Folder rules must end in / (userspace normalizes). All path-shaped values are bounded to 64 bytes by the BPF FNV walk; longer rules are rejected at parse time.

Up to 32 rules per allowlist (BPF verifier budget — bump MAX_RULES and rebuild for more).

creator_process is populated by userspace via readlink /proc/$pid/exe when handling the file-open event. If the creator process exits before userspace lands the augmented xattr, rules requiring creator_process won't match for that file — use creator_comm (always populated by BPF) as the fallback dim.

Inspecting the xattr by hand

getfattr -d -m '.*' /path/to/file
# security.bpf.linprov.origin=0sAgAAAA...

The value is the binary OriginRecord (v3 layout):

version u32 | pid u32 | ts_boot_ns u64 | comm[16] |
creator_uid u32 | _pad u32 | creator_path[256] | landing_filename[256]
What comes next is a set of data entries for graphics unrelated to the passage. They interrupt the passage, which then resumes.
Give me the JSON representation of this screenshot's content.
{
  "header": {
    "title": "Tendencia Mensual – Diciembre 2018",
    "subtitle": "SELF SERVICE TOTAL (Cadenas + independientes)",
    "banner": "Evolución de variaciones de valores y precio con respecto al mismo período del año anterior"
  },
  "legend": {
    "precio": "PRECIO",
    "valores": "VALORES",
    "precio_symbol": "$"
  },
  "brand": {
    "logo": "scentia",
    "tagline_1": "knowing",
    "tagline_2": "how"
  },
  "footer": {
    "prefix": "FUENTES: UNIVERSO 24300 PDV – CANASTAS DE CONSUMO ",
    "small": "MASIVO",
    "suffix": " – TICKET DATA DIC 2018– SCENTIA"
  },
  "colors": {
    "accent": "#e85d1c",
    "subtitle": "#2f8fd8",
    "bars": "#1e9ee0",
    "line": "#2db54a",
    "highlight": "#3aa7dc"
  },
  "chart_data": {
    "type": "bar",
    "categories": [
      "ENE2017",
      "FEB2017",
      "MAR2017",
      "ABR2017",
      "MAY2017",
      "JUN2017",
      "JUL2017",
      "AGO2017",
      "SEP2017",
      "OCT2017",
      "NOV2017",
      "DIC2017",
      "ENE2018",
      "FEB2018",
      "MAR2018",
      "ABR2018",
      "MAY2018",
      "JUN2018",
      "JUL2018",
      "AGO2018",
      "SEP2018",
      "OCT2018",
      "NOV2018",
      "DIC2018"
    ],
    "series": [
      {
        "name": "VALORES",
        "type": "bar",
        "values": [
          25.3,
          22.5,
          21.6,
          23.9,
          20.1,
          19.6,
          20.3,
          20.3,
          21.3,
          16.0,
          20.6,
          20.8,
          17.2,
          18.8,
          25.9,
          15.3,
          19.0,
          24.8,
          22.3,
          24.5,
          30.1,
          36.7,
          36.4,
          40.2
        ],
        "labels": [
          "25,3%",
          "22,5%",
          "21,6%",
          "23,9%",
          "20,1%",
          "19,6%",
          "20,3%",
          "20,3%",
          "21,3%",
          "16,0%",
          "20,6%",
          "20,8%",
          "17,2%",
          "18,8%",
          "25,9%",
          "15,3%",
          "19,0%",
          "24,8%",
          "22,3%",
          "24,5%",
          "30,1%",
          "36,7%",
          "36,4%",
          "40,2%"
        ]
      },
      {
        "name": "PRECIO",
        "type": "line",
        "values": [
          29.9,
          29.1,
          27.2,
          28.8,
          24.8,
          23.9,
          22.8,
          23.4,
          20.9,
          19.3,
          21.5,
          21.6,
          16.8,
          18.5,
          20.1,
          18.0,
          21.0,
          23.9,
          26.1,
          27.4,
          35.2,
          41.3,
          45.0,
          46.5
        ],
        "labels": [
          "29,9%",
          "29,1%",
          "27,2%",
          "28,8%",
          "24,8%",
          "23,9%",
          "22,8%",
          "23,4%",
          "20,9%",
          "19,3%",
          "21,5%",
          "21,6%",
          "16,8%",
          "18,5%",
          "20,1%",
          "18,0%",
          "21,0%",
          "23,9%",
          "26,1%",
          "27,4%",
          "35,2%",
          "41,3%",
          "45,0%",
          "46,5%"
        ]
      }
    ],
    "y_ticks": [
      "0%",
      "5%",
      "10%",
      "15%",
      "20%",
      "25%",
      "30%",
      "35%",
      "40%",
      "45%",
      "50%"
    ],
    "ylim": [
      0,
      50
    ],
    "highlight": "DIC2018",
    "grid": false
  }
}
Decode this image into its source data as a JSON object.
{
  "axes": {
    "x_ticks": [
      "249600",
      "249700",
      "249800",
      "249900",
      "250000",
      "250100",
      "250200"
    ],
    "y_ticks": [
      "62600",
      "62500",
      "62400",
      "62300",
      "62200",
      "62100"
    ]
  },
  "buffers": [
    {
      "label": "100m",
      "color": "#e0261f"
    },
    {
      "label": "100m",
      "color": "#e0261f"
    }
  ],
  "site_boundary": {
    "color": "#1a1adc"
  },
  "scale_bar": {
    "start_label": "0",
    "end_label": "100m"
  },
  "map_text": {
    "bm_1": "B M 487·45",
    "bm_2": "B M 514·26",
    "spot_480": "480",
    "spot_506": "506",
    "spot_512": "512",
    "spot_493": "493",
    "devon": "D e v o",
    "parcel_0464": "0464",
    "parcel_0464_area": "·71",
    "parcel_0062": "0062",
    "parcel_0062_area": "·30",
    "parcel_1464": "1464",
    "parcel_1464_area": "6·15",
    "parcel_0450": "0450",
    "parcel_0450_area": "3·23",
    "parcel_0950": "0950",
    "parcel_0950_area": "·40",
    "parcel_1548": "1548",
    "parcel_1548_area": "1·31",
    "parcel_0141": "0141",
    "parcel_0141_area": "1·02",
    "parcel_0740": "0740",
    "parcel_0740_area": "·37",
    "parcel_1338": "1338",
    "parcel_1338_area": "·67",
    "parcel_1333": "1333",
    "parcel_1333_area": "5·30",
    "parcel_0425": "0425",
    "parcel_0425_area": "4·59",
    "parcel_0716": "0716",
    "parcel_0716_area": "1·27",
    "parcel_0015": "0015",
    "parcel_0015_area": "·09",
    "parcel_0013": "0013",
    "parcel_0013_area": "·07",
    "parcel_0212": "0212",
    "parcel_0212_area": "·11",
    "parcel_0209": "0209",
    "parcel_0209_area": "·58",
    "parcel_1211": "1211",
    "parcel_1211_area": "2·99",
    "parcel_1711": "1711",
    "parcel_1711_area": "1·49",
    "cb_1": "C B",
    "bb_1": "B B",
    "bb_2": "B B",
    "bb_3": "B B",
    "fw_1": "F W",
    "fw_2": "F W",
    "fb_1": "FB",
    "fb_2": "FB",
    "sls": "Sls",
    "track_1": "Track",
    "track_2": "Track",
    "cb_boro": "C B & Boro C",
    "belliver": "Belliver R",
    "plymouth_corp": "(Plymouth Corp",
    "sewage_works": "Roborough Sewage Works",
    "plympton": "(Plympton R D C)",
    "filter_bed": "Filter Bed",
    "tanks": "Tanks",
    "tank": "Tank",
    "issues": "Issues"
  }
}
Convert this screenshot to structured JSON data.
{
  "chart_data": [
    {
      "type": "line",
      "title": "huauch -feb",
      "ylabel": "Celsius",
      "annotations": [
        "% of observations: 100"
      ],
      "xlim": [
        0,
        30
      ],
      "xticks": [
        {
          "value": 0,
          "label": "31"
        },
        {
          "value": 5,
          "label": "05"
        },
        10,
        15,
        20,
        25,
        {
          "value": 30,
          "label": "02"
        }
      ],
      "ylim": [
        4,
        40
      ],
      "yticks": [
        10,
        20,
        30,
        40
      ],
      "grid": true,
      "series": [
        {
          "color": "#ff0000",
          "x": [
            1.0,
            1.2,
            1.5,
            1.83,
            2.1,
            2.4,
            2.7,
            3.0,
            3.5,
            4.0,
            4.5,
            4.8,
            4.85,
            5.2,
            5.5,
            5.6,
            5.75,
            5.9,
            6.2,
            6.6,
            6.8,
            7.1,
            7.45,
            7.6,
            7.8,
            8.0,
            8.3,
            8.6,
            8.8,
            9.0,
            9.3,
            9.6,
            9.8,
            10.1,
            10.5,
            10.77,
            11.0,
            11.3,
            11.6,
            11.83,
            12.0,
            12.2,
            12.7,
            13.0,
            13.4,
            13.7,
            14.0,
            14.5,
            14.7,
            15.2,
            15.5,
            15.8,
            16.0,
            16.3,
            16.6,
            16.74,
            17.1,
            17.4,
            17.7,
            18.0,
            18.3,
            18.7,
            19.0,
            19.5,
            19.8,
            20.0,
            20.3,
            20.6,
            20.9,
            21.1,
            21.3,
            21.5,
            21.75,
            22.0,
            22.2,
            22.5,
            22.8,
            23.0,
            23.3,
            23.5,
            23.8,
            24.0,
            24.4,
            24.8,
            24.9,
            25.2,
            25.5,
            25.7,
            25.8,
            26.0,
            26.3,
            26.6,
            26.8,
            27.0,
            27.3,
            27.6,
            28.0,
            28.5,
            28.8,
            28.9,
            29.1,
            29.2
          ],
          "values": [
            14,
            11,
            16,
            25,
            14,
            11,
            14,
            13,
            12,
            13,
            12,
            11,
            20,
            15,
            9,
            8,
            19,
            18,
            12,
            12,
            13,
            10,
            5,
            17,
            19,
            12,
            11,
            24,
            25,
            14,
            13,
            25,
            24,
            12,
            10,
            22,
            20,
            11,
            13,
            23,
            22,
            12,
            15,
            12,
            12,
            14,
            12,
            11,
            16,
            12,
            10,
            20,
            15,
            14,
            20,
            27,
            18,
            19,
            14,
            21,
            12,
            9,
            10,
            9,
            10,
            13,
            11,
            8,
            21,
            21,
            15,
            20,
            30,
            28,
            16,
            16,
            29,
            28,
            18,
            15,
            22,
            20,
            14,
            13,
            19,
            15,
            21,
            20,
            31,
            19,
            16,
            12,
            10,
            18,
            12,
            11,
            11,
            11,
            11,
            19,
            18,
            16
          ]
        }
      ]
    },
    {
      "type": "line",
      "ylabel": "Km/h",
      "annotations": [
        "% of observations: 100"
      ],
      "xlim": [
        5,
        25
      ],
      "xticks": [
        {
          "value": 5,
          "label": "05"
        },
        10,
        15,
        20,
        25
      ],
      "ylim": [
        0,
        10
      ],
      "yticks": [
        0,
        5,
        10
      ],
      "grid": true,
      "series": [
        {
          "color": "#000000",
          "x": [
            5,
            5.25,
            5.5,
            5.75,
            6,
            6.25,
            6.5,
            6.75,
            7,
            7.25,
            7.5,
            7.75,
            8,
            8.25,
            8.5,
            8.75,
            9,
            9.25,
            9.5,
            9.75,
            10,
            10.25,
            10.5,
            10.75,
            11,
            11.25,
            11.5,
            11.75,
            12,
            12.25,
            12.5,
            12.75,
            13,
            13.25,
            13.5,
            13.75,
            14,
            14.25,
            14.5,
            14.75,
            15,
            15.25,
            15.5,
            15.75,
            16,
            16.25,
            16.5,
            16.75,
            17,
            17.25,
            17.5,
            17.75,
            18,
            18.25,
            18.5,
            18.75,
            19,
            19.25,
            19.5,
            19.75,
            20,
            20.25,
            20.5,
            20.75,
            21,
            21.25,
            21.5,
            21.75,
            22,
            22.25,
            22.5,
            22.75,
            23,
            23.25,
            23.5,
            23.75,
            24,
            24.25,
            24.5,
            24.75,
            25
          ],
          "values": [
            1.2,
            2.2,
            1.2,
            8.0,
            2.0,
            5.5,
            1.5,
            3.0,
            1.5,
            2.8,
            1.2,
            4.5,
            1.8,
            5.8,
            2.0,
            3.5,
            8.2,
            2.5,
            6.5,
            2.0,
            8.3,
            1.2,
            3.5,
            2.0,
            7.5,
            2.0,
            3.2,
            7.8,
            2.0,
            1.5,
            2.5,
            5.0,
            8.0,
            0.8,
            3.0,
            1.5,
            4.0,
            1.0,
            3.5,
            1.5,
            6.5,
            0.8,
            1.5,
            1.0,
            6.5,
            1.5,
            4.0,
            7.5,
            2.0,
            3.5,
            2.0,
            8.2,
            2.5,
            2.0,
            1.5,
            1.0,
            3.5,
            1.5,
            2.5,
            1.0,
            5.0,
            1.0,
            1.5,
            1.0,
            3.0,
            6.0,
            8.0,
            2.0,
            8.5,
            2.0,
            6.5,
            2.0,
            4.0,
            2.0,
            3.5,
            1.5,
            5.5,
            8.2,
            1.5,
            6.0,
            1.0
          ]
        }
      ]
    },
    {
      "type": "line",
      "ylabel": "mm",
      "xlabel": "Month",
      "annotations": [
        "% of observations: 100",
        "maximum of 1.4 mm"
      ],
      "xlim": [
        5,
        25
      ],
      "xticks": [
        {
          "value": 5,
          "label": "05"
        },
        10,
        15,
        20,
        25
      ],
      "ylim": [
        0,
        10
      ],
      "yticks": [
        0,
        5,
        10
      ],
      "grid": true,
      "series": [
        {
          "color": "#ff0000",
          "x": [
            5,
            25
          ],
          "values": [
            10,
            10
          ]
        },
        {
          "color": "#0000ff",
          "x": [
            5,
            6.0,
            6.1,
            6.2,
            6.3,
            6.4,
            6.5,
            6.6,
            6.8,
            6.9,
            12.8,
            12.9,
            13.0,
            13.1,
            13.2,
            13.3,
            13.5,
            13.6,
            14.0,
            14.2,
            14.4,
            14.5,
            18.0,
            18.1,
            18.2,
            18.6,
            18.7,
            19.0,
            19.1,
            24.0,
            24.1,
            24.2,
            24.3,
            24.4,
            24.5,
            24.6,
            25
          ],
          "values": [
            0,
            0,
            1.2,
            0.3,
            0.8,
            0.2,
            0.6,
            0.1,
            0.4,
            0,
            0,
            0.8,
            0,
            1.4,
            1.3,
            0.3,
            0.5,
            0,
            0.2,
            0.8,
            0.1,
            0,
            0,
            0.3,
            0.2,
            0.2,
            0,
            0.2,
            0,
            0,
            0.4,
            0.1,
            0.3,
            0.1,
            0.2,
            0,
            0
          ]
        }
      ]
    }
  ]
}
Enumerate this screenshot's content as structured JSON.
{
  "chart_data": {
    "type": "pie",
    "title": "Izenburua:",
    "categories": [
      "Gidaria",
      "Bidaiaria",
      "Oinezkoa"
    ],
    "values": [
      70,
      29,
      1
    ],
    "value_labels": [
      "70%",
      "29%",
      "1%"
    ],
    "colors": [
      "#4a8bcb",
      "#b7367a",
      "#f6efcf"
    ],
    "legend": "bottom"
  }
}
The daemon's log lines already format it. Earlier-version xattrs from prior linprov builds are ignored (treated as unmarked).

Roadmap

See ROADMAP.md.

Repository layout

linprov/         userspace daemon (clap, tokio, aya)
linprov-ebpf/    BPF programs (no_std, aya-ebpf, inline asm for kfuncs)
linprov-common/  types shared between the two
tests/smoke/     end-to-end tests against a real kernel
.github/         CI workflows

License

Userspace crates: dual-licensed under MIT or Apache-2.0 at your option. See LICENSE-MIT and LICENSE-APACHE at the repo root.

The BPF program (linprov-ebpf) declares Dual MIT/GPL in its license ELF section so the kernel verifier accepts it as GPL-compatible — required for the bpf_d_path and bpf_get_file_xattr helpers, which are gpl_only. The source itself is the same MIT-OR-Apache-2.0 as the rest of the workspace; the GPL token is a license-compatibility statement to the kernel, not a relicense.